The solution to inequalities is a region, not just a point. In this case, think of the graphs.
y < -x^2 is the whole inside of the downward-opening parabola with vertex at (0,0).
x^2 + y^2 < 16 is the inside of the circle of radius 4 centered at (0,0).
So, is 9+4<16? yes, the point is inside the circle.
Is -2 < -9? No. It is not inside the parabola.
How can you possibly come up with 321 as an answer? Is that x or y?
The point is not a solution of equations, because you don't have any equations; you have inequalities.
visit wolframalpha . com and enter
plot {x^2+y^2 < 16, y < -x^2}
to see the shaded region which satisfies both inequalities.

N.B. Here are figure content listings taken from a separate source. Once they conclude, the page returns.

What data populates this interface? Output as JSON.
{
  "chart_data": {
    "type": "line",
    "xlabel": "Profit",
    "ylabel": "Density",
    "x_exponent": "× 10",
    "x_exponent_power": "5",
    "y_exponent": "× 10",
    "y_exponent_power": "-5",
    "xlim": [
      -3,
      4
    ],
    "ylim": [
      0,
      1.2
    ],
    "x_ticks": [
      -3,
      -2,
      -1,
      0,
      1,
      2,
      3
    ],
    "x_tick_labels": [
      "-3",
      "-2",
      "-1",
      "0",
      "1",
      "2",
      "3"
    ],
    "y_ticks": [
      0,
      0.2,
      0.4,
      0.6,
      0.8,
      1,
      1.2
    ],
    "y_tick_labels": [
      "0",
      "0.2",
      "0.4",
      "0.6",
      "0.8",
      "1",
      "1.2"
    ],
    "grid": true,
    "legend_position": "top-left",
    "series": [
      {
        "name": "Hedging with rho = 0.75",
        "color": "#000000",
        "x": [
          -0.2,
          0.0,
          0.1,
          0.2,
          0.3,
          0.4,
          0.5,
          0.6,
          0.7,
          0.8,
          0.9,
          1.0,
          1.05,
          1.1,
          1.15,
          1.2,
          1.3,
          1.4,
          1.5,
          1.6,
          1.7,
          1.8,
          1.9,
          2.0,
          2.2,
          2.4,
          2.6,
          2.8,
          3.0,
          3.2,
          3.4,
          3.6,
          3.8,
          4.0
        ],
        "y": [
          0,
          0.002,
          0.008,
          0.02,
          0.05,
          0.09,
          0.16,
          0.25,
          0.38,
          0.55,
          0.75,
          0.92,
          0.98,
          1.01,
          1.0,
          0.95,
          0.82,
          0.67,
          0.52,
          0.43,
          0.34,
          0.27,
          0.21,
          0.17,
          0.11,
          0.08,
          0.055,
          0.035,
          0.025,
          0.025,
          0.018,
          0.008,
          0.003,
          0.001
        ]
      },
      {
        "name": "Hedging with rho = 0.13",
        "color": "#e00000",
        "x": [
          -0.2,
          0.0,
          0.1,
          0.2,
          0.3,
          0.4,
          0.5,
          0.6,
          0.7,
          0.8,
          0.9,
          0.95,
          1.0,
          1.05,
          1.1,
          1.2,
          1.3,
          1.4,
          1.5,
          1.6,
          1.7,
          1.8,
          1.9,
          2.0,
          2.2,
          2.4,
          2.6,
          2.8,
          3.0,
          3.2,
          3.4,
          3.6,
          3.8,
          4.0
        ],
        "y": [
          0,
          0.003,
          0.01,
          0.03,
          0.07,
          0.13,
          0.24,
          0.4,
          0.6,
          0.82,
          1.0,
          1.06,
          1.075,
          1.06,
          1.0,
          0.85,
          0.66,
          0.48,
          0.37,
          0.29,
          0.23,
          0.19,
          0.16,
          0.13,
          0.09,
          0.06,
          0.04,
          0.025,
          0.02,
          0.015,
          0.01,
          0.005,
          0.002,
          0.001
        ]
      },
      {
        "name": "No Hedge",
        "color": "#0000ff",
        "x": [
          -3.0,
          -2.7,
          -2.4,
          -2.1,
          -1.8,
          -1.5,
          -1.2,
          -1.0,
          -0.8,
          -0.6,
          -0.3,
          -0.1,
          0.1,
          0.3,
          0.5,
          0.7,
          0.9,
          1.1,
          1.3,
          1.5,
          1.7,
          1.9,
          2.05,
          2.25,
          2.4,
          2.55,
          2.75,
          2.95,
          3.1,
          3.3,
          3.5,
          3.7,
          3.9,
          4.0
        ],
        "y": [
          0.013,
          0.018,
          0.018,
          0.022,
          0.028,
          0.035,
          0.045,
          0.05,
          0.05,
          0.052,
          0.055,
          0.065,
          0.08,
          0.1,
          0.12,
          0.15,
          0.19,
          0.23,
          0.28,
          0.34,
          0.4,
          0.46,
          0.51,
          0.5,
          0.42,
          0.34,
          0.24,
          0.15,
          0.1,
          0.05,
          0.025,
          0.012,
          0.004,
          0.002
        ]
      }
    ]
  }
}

To determine whether the point (-3, -2) is a solution of the intersection of the given set of quadratic equations, you can follow these steps:
1. Equation 1: Y < -X^2
To check if (-3, -2) satisfies this inequality, substitute the x-coordinate (-3) and the y-coordinate (-2) into the equation:
-2 < -(-3)^2
-2 < -9
Since -2 is not less than -9, the point (-3, -2) does not satisfy Equation 1.
2. Equation 2: X^2 + Y^2 < 16
To check if (-3, -2) satisfies this inequality, substitute the x-coordinate (-3) and the y-coordinate (-2) into the equation:
(-3)^2 + (-2)^2 < 16
9 + 4 < 16
13 < 16
Since 13 is less than 16, the point (-3, -2) does satisfy Equation 2.
To find the intersection of the two equations, we need to find the solutions that satisfy both equations simultaneously. Since (-3, -2) satisfies Equation 2 but not Equation 1, it is not a solution of the intersection of the given equations.
Therefore, the answer is that the point (-3, -2) is not a solution of the intersection of the quadratic equations Y < -X^2 and X^2 + Y^2 < 16.